Most Korean palaces and temples don't have much stonework, but this one sure does
An elaborate stone pagoda
Guardians painted on a doorway
No temple in Korea is complete without a big ass bell
I still don't know what the story is on the little cairns you see at Buddhist temples, but I really like them
On the mountain top above the temple there is a grotto that looks out at the Eastern Sea, and inside there is a spectacular carving of the Buddha that is considered to be one of the best in the world. Unfortunately you aren't allowed oto take pictures of it. It takes about 45 minutes to walk up to it, and then you are ushered past it single file. You get just a few moments to take it in, but its worth the walk. We found it touching how important the statue was to the Buddhist families who made the trek.

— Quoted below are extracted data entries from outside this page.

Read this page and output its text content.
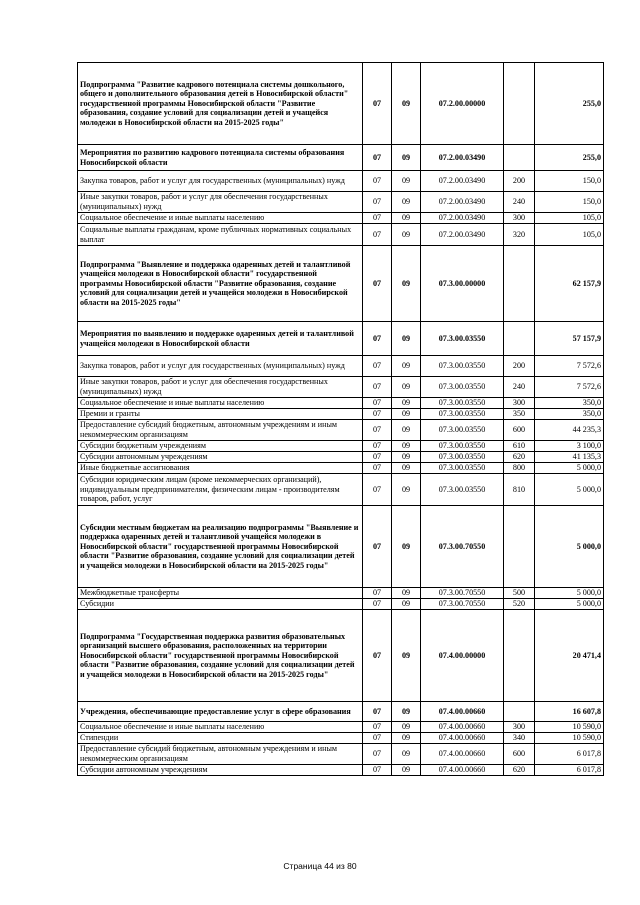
Подпрограмма "Развитие кадрового потенциала системы дошкольного, общего и дополнительного образования детей в Новосибирской области" государственной программы Новосибирской области "Развитие образования, создание условий для социализации детей и учащейся молодежи в Новосибирской области на 2015-2025 годы"	07	09	07.2.00.00000		255,0
Мероприятия по развитию кадрового потенциала системы образования Новосибирской области	07	09	07.2.00.03490		255,0
Закупка товаров, работ и услуг для государственных (муниципальных) нужд	07	09	07.2.00.03490	200	150,0
Иные закупки товаров, работ и услуг для обеспечения государственных (муниципальных) нужд	07	09	07.2.00.03490	240	150,0
Социальное обеспечение и иные выплаты населению	07	09	07.2.00.03490	300	105,0
Социальные выплаты гражданам, кроме публичных нормативных социальных выплат	07	09	07.2.00.03490	320	105,0
Подпрограмма "Выявление и поддержка одаренных детей и талантливой учащейся молодежи в Новосибирской области" государственной программы Новосибирской области "Развитие образования, создание условий для социализации детей и учащейся молодежи в Новосибирской области на 2015-2025 годы"	07	09	07.3.00.00000		62 157,9
Мероприятия по выявлению и поддержке одаренных детей и талантливой учащейся молодежи в Новосибирской области	07	09	07.3.00.03550		57 157,9
Закупка товаров, работ и услуг для государственных (муниципальных) нужд	07	09	07.3.00.03550	200	7 572,6
Иные закупки товаров, работ и услуг для обеспечения государственных (муниципальных) нужд	07	09	07.3.00.03550	240	7 572,6
Социальное обеспечение и иные выплаты населению	07	09	07.3.00.03550	300	350,0
Премии и гранты	07	09	07.3.00.03550	350	350,0
Предоставление субсидий бюджетным, автономным учреждениям и иным некоммерческим организациям	07	09	07.3.00.03550	600	44 235,3
Субсидии бюджетным учреждениям	07	09	07.3.00.03550	610	3 100,0
Субсидии автономным учреждениям	07	09	07.3.00.03550	620	41 135,3
Иные бюджетные ассигнования	07	09	07.3.00.03550	800	5 000,0
Субсидии юридическим лицам (кроме некоммерческих организаций), индивидуальным предпринимателям, физическим лицам - производителям товаров, работ, услуг	07	09	07.3.00.03550	810	5 000,0
Субсидии местным бюджетам на реализацию подпрограммы "Выявление и поддержка одаренных детей и талантливой учащейся молодежи в Новосибирской области" государственной программы Новосибирской области "Развитие образования, создание условий для социализации детей и учащейся молодежи в Новосибирской области на 2015-2025 годы"	07	09	07.3.00.70550		5 000,0
Межбюджетные трансферты	07	09	07.3.00.70550	500	5 000,0
Субсидии	07	09	07.3.00.70550	520	5 000,0
Подпрограмма "Государственная поддержка развития образовательных организаций высшего образования, расположенных на территории Новосибирской области" государственной программы Новосибирской области "Развитие образования, создание условий для социализации детей и учащейся молодежи в Новосибирской области на 2015-2025 годы"	07	09	07.4.00.00000		20 471,4
Учреждения, обеспечивающие предоставление услуг в сфере образования	07	09	07.4.00.00660		16 607,8
Социальное обеспечение и иные выплаты населению	07	09	07.4.00.00660	300	10 590,0
Стипендии	07	09	07.4.00.00660	340	10 590,0
Предоставление субсидий бюджетным, автономным учреждениям и иным некоммерческим организациям	07	09	07.4.00.00660	600	6 017,8
Субсидии автономным учреждениям	07	09	07.4.00.00660	620	6 017,8
Страница 44 из 80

Later that day we headed north of town to see Yangdongmaeul village. We in a hurry to get there because we wanted to get there before it closed, so we skipped lunch, figuring that we would get it there. The problem is that this isn't a folk village where they have restaurants and put on shows of horsemanship and blacksmithing, this is just a very old village that didn't build new houses. It was like a Korean version of the colonial town of Beaufort where my parents lived. We were starving, and thank god we met a woman who sold traditional Korean beverages out of her house. She hooked us up with some sweet rice drink (like a pot of rice in sugar water), and a ginger cinamon drink. Not exactly filling, but it allowed us to enjoy the rest of the day. What we liked best about the village was the contrast between old and new.
Park the car, grab some Kim Chi and leave your shoes at the door
I wonder if they're watching Korean costume dramas
The thatching on the roofs was well engineered
Our visit to Gyeongju was quite memorable. We would highly recommend it to anyone coming to Korea. We plan to go again when it isn't winter so we can enjoy the gardens and parks.